Rhode Island news

Comments | Recommended

Maxwell Mays, 1918-2009: His palette held the quirky colors of R.I.

07:57 AM EST on Tuesday, November 17, 2009

By Bill Van Siclen

Journal Arts Writer

The Cathedral of St. John is depicted in a painting by Mays. “I don’t think people realized how hard he worked,” Providence gallery owner Catherine Bert said Monday.


Journal Files/ ANDREW DICKERMAN

Maxwell Mays, a Providence-born painter whose whimsical depictions of Rhode Island made him one of the state’s best-known artists and who combined a playful folk-art style with an encyclopedic knowledge of local history, died Monday at age 91.

A family spokesman said Mays, who had been in ill health for the past few years, died peacefully at his home in the Greene section of western Coventry.

In a career that spanned more than six decades, Mays painted nearly every inch of Rhode Island, from the bustling docks of Newport Harbor to the small towns and villages of South County to the grand Federal Style mansions of Providence’s Benefit Street.

At the same time, Mays happily admitted that he wasn’t much interested in modern life. Instead, he was fascinated by history — particularly the history of his native New England — often spending weeks digging up information on everything from geography and architecture to genealogy and politics before embarking on one of his detail-filled paintings.

Despite the sometimes-exhaustive research that went into his work, Mays never meant for his paintings to be seen as visual history lessons. A gifted raconteur as well as a talented artist, he was essentially a storyteller who used his bright, childlike canvases to spin tales — some true, some embellished with a wry sense of humor — about his beloved home state.

Though Mays’ work is often compared to that of so-called “naïve” artists like Grandma Moses, Mays himself bristled at such comparisons. “I don’t know where they get that naïve stuff,” he complained in a 1998 interview. “It was invented by art people who needed a word for artists who didn’t have any formal training. That’s not what I do.”

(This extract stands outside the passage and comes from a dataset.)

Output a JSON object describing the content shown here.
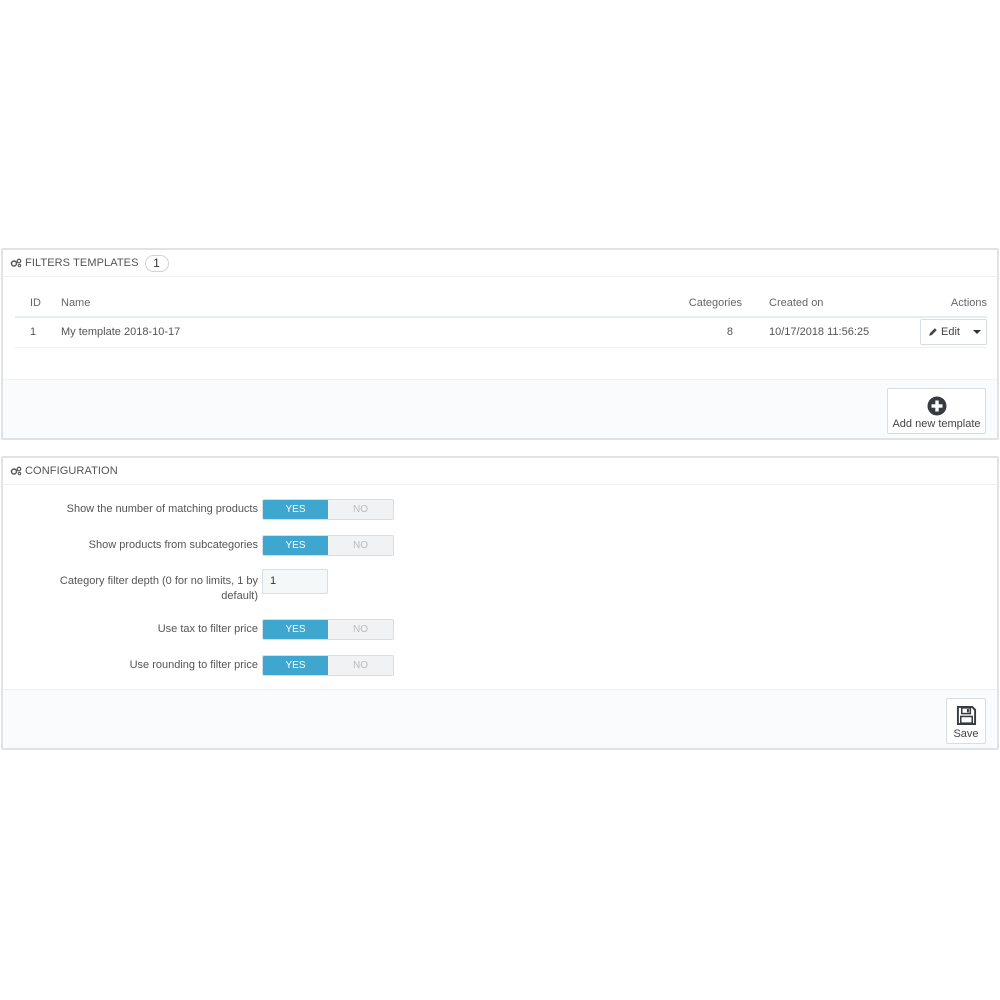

Instead, Mays said, his goal was to “capture a sense of delight — the feeling we all have as children of looking at something that gives us delight.”

IN INTERVIEWS yesterday, friends and family praised Mays not only for his artistic skills but for his work in other areas, including his longtime association with the Providence Art Club and his involvement in causes such as environmental conservation.

“He was that rare breed — an artist who could connect with just about everybody,” said Art Club president Daniel Mechnig. “Besides being a great artist, he was a terrific human being. What’s the old line — ‘To know him was to love him.’ That was Max.”

Mechnig also recalled that during the 1970s, when the Art Club was struggling financially, Mays almost single-handedly brought the organization back from the brink.

“Basically, he saved our bacon,” Mechnig said. “That was back when he was president, and we were facing a double-whammy of declining membership and rising costs associated with maintaining some of the buildings. So what does Max do? He goes out and raises something like $750,000, which was a lot of money in those days.”

While acknowledging Mays’ talents as an artist, Providence gallery owner Catherine Bert also called attention to the effort that lay behind the paintings.

“I don’t think people realized how hard he worked, not just in the studio but in making sure the paintings got out to a wider public,” she says.

Born in Providence in 1918, Harry Maxwell Mays grew up in a well-to-do family headed by his father, W.C.S. Mays, an inventor-turned-businessman whose credits include one of the minor marvels of modern life: the metal pen clip. The clip, which held a pen or pencil firmly on a shirt pocket, became the mainstay of the family business, the Mays Manufacturing Co.

AS A CHILD, Mays attended Saturday morning art classes at the Rhode Island School of Design. Later, he attended RISD, graduating in 1941.

After serving in a map-making unit in Brazil during World War II, Mays returned to Providence, where he began exhibiting his work at local galleries. During his first solo exhibit, held in the Tilden-Thurber Building, Mays was introduced to Anthony Dyer, a prominent local painter who was also president of the Providence Art Club.

At Dyer’s urging, Mays joined the Art Club, beginning an association that would last for decades.

Despite their old-fashioned style — or perhaps because of it — Mays’ paintings are avidly sought after by collectors. Last year, for example, a 1962 painting titled “Winter Wonderland” sold for nearly $6,000 at a folk art and Americana sale organized by Christie’s, the New York-based auction house. The price was nearly twice the pre-sale estimate.

In addition, Mays’s paintings have graced a wide range of publications. Yankee Magazine alone has commissioned more than 20 cover illustrations from the artist.

In recent years, Mays was also active as a proponent of environmental conservation. In 2001, for example, he donated his 400-acre estate in Coventry — he insisted on calling it a “woodlot” — to the Audubon Society of Rhode Island.

Mays is survived by a sister, Alice M. Gray of Providence, and by five nieces and nephews. In an interview yesterday, a spokesman for the family indicated that a public memorial service would be held, but said that no date had been set.